The move has been prompted by the European Commission  (EC) announcing it would not include any ship recycling facilities from non-OECD countries in list of approved facilities.

‘The creation of NARS is from the same playbook of government’s announced plans to double ship-breaking capacity at Alang by 2024,’ a spokesperson for the Ministry of Shipping (MoS) told Recycling International.

‘The capacity at Alang would be doubled by adding 15 new plots to the existing 153 yards. Of the total number of yards at Alang only 48% are currently being used for shipbreaking and the government plans to facilitate bringing in more vessels from Europe and Japan and increasing capacity utilisations of the yards,’ he said.

According MoS data, 415 ships totalling 3.85 million light displacement tonnage (LDT -weight  without cargo and fuel) had arrived at Alang in 2011-12, the only year when its full capacity of 4.5 million LDT was utilised.

By 2019-20, this was down to 202 ships aggregating 1.62 million LDT while in the first nine months of the current year, the total is 1.8 million LDT.

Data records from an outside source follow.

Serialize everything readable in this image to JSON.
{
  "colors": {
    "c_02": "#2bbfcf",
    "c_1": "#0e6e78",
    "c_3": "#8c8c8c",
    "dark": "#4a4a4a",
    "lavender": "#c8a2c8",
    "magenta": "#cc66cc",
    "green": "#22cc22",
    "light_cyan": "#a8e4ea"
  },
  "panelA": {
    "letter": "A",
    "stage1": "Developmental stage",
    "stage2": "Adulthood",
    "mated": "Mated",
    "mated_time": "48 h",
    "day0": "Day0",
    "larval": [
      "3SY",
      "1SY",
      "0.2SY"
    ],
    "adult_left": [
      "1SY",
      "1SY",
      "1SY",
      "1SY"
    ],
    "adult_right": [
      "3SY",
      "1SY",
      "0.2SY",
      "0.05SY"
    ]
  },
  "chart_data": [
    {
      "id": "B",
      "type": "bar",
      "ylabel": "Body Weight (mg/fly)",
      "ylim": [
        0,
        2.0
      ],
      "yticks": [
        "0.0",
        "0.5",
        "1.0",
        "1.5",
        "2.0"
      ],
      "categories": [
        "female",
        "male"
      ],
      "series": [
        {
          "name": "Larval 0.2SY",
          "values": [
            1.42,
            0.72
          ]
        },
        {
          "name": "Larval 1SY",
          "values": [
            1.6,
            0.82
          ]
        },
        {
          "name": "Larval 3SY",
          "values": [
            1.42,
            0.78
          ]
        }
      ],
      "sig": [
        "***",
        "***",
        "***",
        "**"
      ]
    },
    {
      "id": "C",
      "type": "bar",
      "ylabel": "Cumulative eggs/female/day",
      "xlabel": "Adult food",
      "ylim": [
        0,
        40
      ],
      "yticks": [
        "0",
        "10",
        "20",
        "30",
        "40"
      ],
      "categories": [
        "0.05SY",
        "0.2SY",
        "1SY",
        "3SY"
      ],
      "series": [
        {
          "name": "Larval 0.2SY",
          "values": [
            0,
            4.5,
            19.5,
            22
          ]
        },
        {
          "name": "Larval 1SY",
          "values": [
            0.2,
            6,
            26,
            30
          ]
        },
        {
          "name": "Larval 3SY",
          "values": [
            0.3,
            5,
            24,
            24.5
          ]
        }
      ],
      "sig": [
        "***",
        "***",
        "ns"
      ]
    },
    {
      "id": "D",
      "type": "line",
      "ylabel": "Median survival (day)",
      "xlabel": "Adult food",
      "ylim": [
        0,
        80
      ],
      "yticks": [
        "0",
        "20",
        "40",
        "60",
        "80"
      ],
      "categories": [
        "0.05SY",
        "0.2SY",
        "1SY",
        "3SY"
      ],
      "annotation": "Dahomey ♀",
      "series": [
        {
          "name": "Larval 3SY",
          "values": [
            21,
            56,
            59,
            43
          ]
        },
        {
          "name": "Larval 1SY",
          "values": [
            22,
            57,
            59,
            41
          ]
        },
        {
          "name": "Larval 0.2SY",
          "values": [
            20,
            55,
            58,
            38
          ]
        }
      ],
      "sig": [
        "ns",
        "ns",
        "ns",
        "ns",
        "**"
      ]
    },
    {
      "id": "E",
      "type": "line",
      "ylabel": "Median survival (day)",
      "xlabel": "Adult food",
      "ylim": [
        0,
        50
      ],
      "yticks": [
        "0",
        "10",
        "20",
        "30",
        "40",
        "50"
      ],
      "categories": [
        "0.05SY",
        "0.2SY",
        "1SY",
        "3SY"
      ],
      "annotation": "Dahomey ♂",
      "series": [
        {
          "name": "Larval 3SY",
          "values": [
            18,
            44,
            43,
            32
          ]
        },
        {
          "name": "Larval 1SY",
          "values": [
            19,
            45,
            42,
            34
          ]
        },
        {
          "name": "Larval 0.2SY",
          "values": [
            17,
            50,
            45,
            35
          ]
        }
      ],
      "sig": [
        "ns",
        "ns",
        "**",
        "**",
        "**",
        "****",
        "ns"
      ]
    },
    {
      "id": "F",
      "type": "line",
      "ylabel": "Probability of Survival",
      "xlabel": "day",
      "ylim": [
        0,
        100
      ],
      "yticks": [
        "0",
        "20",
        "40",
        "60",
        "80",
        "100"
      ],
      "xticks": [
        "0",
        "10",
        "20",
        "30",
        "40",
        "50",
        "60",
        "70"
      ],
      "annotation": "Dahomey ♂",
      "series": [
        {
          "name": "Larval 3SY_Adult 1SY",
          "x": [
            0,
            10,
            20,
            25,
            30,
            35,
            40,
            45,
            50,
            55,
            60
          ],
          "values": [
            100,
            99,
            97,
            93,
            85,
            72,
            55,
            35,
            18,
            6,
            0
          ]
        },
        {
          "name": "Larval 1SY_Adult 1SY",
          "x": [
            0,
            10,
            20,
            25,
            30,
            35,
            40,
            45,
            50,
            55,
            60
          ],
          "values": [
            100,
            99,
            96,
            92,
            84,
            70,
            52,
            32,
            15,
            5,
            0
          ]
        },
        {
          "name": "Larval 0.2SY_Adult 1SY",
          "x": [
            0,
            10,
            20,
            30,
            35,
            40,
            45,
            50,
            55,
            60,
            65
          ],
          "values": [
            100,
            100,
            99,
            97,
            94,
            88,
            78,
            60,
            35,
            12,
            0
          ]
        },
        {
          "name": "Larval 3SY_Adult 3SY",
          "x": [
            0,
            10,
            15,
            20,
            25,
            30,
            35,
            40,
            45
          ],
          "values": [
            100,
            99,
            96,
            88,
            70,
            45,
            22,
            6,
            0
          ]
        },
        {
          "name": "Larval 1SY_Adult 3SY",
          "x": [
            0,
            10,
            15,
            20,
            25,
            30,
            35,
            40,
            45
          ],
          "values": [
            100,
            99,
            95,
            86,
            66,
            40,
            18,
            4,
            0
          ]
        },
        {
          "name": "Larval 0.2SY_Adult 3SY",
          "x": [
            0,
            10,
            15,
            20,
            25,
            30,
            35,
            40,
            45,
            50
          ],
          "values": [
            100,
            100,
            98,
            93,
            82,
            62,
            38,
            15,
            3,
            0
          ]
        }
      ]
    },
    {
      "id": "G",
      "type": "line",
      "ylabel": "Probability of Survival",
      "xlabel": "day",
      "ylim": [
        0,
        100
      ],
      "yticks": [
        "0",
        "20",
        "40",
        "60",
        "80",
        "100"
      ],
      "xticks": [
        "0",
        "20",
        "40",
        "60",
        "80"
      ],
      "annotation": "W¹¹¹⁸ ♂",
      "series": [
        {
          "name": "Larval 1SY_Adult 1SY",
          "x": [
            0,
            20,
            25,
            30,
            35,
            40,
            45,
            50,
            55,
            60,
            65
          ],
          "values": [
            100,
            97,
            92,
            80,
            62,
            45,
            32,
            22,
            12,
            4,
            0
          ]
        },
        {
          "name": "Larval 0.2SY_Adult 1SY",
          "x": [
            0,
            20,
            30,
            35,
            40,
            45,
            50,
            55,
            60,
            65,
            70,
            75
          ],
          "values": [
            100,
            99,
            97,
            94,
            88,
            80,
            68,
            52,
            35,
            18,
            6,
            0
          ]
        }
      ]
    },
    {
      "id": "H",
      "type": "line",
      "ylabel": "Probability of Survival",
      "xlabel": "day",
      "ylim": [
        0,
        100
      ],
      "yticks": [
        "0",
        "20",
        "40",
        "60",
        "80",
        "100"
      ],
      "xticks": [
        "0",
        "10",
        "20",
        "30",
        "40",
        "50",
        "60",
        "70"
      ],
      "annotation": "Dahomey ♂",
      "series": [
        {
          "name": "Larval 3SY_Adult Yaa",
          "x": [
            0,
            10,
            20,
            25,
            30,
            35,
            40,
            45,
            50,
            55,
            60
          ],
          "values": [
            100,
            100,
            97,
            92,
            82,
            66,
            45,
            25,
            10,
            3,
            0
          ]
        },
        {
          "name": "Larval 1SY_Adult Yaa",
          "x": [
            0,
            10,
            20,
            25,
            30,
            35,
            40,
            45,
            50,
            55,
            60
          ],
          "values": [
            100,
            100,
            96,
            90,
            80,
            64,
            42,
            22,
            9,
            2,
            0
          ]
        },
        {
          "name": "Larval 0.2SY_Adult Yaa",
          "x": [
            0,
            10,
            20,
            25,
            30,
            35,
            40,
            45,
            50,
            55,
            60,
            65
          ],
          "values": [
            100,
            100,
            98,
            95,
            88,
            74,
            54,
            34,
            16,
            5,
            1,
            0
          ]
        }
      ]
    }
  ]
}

This decline in vessels for dismantling is largely owing to the EU blocking ships for dismantling in India because of concerns over non-compliance with international standards.

According to MoS, 90 yards at Alang are certified  for compliance with green recycling standards under HKC but the EU cites a lack of hospitals and proper downstream waste management systems for not include including the yards in its approved list. Twenty ship dismantlers at Alang have submitted fresh applications but say they have had no response from EU authorities.

Establishing NARS to create proper regulatory, compliance and governance for Alang is seen as a necessary precursor to the yards’ expansion plans which are critical to achieving national  targets achieving domestic scrap generation of over 70 million tonnes per annum by 2030. At present shipbreaking operations generate only 2% of total domestic ferrous scrap availability.